Content Analysis - mine text files, image and video

- pattern recognition, neural networks: multilayered perceptron, ART network

Recommenders

- Collaborative filtering - similarity or ratings etc - Analysing selected content - Naïve Bayes, Microsoft Association rules

Azure Algorithms#

Algorithms are baked into the modules

Difficult part is choosing which algorithm to apply in different scenarios

Azure Studio#

Experiments - experiments saved as drafts
Web Services - exposed by AML
Notebooks - visualise data
Trained models - completed models

Module or dataset view#

RHS: properties LHS: Datasets and modules

Components of an experiment#

Creating a model creates an experiment Experiment: Dataset + modules

Four step model creation#

Get Data
Clean Data (Preparation usually takes the longest)
Choose and apply learning model
Predict over new data

Confusion matrix#

A table used to describe the performance of a classification model where end values are known

True positive: we predict yes, and they do True negative: we predict no, and they don’t False postive: we predict yes, but don’t have disease False negative: we predict no, but they have disease

accuracy - how often classifier is correct
precision - when yes, how often is it correct

Machine learning#

Class of algorithms that is Data driven Data will define the good answer

Supervised - examples are labelled Unsupervised - unlabelled (it clusters data into groups)

Anomaly detection#

Predicting credit card transactions has a huge number of legit ones, and very few fraudulent.

Classification#

Supervised learning

Predicting whether a client will buy a product from us

Classification categorises into buckets, regression predicts values on a continuium.

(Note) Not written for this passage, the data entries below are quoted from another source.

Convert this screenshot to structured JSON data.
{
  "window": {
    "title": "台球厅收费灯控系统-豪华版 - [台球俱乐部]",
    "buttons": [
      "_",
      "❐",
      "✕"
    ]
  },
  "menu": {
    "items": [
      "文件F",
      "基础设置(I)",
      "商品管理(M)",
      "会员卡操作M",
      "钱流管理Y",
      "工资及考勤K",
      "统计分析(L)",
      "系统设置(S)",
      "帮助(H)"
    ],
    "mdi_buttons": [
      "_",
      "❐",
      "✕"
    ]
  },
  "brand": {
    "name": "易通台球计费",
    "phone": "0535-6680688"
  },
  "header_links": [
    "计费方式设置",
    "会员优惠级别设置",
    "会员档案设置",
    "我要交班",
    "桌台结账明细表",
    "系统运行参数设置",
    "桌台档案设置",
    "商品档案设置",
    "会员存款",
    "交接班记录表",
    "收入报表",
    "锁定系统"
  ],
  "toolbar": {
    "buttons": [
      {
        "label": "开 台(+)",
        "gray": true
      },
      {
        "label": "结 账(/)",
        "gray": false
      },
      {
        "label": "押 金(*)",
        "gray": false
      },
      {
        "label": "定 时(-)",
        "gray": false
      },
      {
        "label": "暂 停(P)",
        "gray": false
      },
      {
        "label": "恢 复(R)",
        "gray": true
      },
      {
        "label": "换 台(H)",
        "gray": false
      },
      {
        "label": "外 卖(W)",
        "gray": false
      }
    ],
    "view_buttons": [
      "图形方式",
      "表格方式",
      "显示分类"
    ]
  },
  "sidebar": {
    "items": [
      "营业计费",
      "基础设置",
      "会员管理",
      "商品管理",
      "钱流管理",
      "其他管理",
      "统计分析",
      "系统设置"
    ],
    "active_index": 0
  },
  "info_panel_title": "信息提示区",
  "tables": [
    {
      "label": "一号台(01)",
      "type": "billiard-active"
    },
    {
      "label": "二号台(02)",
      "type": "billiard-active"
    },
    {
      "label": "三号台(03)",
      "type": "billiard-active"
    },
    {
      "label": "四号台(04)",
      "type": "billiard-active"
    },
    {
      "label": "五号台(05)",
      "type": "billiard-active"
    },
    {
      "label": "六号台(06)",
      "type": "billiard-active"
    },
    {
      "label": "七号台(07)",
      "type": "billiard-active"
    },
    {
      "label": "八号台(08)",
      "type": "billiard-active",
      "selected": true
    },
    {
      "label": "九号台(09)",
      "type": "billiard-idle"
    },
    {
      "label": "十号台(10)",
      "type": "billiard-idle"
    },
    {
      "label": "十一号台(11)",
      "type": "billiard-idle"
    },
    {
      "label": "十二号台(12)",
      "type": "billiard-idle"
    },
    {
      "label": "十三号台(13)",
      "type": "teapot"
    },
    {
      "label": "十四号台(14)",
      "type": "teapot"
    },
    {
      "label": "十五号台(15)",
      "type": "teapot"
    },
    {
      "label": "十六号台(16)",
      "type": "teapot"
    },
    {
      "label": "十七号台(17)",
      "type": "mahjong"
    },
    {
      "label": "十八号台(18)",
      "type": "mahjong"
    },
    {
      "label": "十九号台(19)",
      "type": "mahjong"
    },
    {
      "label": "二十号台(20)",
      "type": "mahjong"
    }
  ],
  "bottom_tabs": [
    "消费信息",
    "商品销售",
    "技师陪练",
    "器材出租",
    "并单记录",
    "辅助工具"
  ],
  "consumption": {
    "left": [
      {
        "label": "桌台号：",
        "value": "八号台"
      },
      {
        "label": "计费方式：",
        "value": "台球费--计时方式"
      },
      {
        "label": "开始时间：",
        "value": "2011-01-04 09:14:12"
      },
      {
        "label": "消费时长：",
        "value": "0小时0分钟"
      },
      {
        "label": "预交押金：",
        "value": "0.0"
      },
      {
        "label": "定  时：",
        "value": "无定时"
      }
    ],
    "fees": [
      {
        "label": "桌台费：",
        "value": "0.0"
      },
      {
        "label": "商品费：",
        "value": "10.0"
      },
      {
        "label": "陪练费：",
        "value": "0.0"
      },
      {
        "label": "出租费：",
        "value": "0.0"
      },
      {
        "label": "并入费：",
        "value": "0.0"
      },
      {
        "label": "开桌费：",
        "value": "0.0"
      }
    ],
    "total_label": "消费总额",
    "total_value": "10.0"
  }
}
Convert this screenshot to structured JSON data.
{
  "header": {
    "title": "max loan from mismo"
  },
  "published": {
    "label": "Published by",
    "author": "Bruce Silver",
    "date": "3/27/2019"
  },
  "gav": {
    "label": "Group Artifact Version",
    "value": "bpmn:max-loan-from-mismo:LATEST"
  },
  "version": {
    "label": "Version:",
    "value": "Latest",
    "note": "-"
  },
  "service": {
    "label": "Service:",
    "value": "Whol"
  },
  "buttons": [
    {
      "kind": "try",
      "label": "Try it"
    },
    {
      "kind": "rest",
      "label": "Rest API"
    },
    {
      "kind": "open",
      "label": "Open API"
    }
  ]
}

Classifier types: 2 class classifiers - two options multi-class classifier - three or more categories

Binary Classification#

Simplist form of machine learning

Azure Machine Learning#

You can click the little dot under a block and visualise the data

Missing Values scrubber makes sure there are no missing values

Adding an removing columns is called projecting columns now called Select columns from dataset

Sometimes you can’t visualise data until you have run the experiment

Split data used to create 2 sets of data. One that has been trained by the machine and one that hasn’t.

Trained Model an important module, basically you tell the algorithm what you are trying to predict

Score Model and Evaluate Model are modules that visualises ho well the model works

Top Tips#

When uploading a csv that is ; semicolon separated, you need to change it to a ,, American style CSV otherwise Azure raises issues.